Recently, I had the opportunity to provide an evangelical perspective to the Supreme Court vacancy and immigration crisis on CNN's New Day morning show. Here are some of my main points:
This the most pivotal moment of the Trump presidency so far because of its lasting impact. I applaud the way that the President has gone about this extremely serious decision. Instead of rushing to throw a name out, he met with senators from both sides of the aisle to listen to their needs and work towards finding a candidate that will protect all of America—not just one ideological side, or one special interest group.
I think about the fact that, above the main entrance of the Supreme Court is the phrase “Equal justice under the law.” It is important to remember that the role of the Supreme Court is to interpret the law for a specific context. Many people want the Supreme Court to rule in such a way that it makes sweeping changes to the political landscape—both for the right and the left. But that’s not their purpose. The court’s purpose is to figure out how the law applies to a specific context, in a particular situation.
We need a judge who won’t legislate from the bench. Too many judges are using their position on the Supreme Court to advance a particular agenda. We need a judge who will interpret the laws in such a way that it protects and respects the ways that all Americans are choosing to live their lives.
This is the kind of judge we had with Justice Kennedy.

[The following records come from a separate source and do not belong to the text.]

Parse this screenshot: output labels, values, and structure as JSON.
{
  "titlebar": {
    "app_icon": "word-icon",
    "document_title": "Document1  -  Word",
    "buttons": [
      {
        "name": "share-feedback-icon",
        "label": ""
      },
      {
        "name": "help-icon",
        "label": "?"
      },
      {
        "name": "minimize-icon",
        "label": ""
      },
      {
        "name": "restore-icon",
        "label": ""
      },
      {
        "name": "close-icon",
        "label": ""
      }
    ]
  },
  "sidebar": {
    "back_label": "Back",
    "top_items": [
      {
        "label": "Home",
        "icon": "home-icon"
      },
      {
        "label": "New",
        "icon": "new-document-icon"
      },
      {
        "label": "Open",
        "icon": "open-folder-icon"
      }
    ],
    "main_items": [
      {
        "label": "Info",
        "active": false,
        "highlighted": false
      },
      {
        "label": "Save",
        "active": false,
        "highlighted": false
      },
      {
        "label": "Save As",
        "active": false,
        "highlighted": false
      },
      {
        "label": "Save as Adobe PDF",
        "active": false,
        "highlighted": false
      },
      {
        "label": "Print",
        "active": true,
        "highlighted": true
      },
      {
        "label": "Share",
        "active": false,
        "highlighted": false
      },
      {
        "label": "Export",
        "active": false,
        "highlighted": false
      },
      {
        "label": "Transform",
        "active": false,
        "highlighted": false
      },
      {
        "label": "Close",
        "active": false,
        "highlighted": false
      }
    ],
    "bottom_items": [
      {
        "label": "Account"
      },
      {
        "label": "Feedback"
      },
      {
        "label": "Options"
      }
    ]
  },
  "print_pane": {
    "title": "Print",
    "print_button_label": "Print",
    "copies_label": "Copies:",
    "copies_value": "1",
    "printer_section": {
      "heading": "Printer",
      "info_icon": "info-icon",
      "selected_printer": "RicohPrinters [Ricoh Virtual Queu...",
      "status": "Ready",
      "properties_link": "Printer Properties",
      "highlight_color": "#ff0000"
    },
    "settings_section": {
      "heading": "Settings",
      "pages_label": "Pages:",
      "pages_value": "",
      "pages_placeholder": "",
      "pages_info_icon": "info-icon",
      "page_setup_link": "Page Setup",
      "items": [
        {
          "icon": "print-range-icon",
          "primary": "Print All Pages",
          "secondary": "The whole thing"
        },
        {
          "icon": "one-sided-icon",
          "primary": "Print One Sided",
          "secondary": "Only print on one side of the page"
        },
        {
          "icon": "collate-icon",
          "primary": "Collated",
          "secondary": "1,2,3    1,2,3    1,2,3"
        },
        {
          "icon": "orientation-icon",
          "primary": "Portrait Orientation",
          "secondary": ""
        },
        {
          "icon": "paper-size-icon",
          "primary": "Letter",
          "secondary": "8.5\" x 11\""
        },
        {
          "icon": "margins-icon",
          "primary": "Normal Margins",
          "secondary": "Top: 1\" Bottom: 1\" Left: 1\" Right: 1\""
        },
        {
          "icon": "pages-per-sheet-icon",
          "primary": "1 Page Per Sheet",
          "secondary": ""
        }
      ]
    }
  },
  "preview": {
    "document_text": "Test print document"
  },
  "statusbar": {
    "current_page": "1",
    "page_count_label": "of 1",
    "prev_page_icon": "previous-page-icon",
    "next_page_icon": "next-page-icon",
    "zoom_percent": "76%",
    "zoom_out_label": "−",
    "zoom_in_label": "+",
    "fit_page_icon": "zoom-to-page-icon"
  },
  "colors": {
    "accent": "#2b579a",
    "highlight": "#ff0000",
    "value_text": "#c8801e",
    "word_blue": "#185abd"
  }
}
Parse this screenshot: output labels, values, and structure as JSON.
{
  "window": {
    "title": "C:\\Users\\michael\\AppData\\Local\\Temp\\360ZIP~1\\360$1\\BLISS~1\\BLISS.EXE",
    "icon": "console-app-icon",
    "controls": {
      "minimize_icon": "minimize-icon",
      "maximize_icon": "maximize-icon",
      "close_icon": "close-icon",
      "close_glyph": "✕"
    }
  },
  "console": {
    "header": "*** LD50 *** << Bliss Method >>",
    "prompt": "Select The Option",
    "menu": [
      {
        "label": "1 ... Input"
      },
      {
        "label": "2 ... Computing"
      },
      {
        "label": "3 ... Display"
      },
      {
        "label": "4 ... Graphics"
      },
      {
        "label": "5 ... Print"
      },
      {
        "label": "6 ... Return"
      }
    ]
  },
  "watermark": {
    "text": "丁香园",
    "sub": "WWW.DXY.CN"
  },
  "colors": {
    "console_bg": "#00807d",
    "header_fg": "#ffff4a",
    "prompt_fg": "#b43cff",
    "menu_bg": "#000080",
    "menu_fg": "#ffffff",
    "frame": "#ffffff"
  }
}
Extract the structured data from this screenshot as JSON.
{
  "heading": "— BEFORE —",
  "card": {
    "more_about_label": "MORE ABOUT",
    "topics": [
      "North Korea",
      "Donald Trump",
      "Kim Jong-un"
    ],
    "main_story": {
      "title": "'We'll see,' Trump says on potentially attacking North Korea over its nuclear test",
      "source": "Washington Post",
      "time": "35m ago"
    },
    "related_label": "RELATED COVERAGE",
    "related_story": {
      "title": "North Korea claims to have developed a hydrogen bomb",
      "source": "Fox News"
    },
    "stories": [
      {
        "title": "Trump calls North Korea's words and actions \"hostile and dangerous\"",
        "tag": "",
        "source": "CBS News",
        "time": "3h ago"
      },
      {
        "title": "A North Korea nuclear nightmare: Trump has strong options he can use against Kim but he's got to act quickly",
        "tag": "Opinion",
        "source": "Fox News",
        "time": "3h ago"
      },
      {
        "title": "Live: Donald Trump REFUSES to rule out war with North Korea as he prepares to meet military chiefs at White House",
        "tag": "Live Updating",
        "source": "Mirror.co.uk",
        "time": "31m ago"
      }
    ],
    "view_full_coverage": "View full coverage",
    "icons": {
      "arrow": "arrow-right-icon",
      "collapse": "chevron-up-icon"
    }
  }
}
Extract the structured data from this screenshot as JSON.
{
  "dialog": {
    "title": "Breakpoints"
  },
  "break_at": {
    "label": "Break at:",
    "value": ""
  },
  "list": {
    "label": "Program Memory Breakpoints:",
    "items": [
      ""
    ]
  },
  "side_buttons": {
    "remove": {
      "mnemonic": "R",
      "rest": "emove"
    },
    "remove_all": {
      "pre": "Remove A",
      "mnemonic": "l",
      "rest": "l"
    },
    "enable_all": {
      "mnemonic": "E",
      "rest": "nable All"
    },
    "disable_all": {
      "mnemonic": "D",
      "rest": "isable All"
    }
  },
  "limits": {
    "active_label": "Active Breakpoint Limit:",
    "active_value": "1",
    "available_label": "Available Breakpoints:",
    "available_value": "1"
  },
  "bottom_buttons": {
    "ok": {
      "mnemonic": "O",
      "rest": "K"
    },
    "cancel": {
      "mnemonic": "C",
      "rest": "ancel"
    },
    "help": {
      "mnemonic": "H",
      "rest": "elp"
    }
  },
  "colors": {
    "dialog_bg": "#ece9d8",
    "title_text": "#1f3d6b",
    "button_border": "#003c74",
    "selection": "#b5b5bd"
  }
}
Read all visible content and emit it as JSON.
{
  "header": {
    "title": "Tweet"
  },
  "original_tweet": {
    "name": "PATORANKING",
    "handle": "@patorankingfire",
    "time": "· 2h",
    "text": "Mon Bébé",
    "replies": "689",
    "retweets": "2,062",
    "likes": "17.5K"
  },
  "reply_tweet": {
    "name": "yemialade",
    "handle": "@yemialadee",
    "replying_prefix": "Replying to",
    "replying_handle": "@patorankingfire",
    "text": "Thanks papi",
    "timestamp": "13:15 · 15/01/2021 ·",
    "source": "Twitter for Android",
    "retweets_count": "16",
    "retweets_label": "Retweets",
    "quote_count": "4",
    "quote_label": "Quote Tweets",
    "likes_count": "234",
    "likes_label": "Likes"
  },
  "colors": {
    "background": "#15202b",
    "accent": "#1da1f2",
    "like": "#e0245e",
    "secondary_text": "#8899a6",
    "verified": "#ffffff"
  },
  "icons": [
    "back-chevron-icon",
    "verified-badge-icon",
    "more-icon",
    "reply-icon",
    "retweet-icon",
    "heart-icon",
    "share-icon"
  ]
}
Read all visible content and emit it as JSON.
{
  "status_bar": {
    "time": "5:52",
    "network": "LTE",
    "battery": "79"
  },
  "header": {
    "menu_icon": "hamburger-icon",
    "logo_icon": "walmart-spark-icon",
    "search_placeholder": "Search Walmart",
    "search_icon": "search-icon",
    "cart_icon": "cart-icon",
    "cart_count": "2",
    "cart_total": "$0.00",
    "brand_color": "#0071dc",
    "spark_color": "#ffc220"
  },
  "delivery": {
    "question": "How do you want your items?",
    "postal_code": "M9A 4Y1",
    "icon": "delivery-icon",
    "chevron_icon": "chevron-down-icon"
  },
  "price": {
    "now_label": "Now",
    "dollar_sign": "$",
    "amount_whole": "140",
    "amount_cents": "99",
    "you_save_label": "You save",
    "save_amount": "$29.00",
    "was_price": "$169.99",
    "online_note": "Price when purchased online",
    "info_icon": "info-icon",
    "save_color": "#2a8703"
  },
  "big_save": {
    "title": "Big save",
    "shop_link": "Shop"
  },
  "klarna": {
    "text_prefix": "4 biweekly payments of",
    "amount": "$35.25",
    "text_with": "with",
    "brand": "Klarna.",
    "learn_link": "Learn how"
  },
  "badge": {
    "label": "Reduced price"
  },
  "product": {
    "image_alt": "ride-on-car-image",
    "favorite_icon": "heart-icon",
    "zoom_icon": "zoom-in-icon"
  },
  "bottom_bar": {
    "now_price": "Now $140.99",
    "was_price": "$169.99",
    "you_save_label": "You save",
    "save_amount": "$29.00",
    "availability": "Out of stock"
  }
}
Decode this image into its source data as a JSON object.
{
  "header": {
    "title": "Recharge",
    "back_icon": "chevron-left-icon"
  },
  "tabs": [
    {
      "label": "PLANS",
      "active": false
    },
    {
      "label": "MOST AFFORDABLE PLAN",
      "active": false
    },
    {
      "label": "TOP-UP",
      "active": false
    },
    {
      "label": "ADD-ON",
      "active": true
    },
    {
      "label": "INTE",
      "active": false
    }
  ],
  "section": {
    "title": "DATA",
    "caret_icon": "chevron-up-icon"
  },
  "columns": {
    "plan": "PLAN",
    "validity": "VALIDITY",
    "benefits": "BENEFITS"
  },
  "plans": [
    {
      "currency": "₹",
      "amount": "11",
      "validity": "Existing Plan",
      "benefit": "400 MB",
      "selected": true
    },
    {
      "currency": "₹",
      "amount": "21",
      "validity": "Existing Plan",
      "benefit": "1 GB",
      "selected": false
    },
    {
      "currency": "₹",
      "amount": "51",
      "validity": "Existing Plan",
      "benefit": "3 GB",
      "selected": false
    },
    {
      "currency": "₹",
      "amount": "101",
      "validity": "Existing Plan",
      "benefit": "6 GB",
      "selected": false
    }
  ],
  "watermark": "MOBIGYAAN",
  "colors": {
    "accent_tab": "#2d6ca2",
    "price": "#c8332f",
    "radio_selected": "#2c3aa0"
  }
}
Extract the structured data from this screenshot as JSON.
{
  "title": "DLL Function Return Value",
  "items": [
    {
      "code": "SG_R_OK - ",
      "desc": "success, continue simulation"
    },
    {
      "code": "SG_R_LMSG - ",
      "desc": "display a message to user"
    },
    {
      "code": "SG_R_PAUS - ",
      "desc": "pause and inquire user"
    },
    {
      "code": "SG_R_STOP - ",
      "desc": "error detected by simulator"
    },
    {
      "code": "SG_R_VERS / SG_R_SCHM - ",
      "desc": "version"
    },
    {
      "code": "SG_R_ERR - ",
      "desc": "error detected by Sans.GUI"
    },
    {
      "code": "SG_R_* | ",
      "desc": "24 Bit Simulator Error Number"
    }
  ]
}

Because he took the time to understand the needs of the people involved with the cases, he was often the swing vote on issues. His rulings were all about providing equal justice under the law. What is even more interesting is that Justice Kennedy was appointed by President Reagan—another strong conservative president who had deep-seated faith-values. Yet he was able to appoint a balanced and fair judge.
I think back to the recent decision on the Masterpiece Cakeshop case. That was a 7-2 decision — almost unanimous — in favor of the baker. When you look at their ruling, it wasn’t about religion, it was all about respect. What we want is a judge who will continue to advance this way of interpreting the law in a way that provides respect and dignity to all Americans.